Royal Palace, Stockholm, Sweden, +46 8 402 60 00
The Stockholm Bloodbath of 1520 is one of the most macabre events in Swedish history. When Danish King Kristian II successfully invaded Sweden, 92 members of the Swedish nobility who opposed the Dane were beheaded or hanged in Stortorget, the main square in Old Town (Gamla Stan). Some say that people can see their blood flowing across the square’s cobblestones in early November. Should one of the 92 white stones in the red building near where the nobles were murdered—which represent the slain men—be removed, the ghost of the person represented will rise from the dead and haunt the streets of Stockholm for all of eternity.
Possibly Stockholm’s most notorious-haunted building, reports of ghosts at the Palace of Scheffler (known as Spökslottet or ‘the ghost castle’) date from the 18th century. Witnesses have reported seeing mirrors and windows shattering for no reason as well as music and songs filling the air from seemingly out of nowhere. The palace has been the site of a number of murders and disappearances with one former owner (an alleged worshiper of Satan), Jacob von Balthasar Knigge, last seen entering a black carriage being pulled by a coachman with horns and a tail. Meanwhile, a priest who came to exorcise the building was allegedly thrown from an upper window, a famous opera singer committed suicide here, and a young couple was murdered and bricked up behind a wall in the basement. The palace is now owned by Stockholm University, who uses it mostly as a storage space.

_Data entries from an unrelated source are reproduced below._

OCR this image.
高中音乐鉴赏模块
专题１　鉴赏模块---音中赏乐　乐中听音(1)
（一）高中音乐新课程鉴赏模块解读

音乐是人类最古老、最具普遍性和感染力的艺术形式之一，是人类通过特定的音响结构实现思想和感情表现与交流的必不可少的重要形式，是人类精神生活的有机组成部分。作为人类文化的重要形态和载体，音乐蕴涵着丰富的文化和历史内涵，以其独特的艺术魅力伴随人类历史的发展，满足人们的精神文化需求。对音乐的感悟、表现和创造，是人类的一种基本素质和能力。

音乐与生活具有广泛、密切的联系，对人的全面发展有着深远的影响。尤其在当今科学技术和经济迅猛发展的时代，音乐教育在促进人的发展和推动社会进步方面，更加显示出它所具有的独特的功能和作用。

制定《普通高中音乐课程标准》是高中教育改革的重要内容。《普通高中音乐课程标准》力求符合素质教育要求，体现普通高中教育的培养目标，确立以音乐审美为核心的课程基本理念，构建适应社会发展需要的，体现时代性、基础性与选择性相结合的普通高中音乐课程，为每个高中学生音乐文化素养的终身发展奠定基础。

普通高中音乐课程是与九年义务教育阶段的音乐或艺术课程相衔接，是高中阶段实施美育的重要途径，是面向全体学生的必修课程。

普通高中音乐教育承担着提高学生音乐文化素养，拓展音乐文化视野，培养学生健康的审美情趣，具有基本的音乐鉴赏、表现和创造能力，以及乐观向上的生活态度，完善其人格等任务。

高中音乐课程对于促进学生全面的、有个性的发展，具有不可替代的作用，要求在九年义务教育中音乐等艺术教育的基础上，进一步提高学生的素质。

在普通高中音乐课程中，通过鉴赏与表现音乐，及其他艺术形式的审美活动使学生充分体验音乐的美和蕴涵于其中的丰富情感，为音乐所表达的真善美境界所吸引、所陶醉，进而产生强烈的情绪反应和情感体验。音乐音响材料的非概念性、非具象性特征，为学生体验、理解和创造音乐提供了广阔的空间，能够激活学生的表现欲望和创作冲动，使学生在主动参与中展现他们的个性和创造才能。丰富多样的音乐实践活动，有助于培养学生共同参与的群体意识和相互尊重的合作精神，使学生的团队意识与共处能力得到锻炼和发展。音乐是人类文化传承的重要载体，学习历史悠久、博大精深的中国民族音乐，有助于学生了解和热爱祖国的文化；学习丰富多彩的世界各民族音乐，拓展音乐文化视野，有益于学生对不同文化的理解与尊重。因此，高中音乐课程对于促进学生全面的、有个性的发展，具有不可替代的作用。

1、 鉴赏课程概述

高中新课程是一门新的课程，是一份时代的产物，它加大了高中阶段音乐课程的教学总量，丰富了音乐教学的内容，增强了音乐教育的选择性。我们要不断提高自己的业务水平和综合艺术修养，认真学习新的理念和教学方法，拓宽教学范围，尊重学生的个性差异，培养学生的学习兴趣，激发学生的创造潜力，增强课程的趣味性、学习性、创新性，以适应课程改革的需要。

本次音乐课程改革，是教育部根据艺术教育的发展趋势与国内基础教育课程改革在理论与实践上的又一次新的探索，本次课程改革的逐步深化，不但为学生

No less than Her Majesty Queen Silvia has reported seeing ghosts at Drottningholm Palace, the official residence of the Swedish King and Queen, Queen Silvia describes the ghosts as ‘All very friendly but you sometimes feel that you’re not completely alone’, says that having the ghosts is ‘really exciting’, and reports that she doesn’t get scared. The king’s sister, Princess Christina, backs Queen Silvia, saying that the palace has so much energy it would be strange if it didn’t take the form of guises. Since Drottningholm is open to the public, it may be time for visitors to do a bit of ghost hunting themselves.
Drottningholm Palace, 178 02 Drottningholm, Sweden, +46 8 402 62 80
Considered one of the most haunted hotels in the world, Toftaholm Herrgård, located on the edge of Lake Viköstern, is a legend among ghost hunters. The story is a simple one: a young man killed himself in one of the rooms after he was forbidden to marry the daughter of the landowner. The commoner had been carrying on a secret-love affair with the daughter of a rich baron. When the baron discovered the illicit love, he married his daughter off to an older man equal to the baron in wealth and stature; distraught, her true love hanged himself from the rafters of what is now Room 324. The 5-star hotel that occupies the former manor is magnificently appointed with antiques and fabulous views—but guests to this day have reported seeing a young man wandering through the hotel, windows shutting by unknown hands, and strange noises coming from around the time when the young man hanged himself.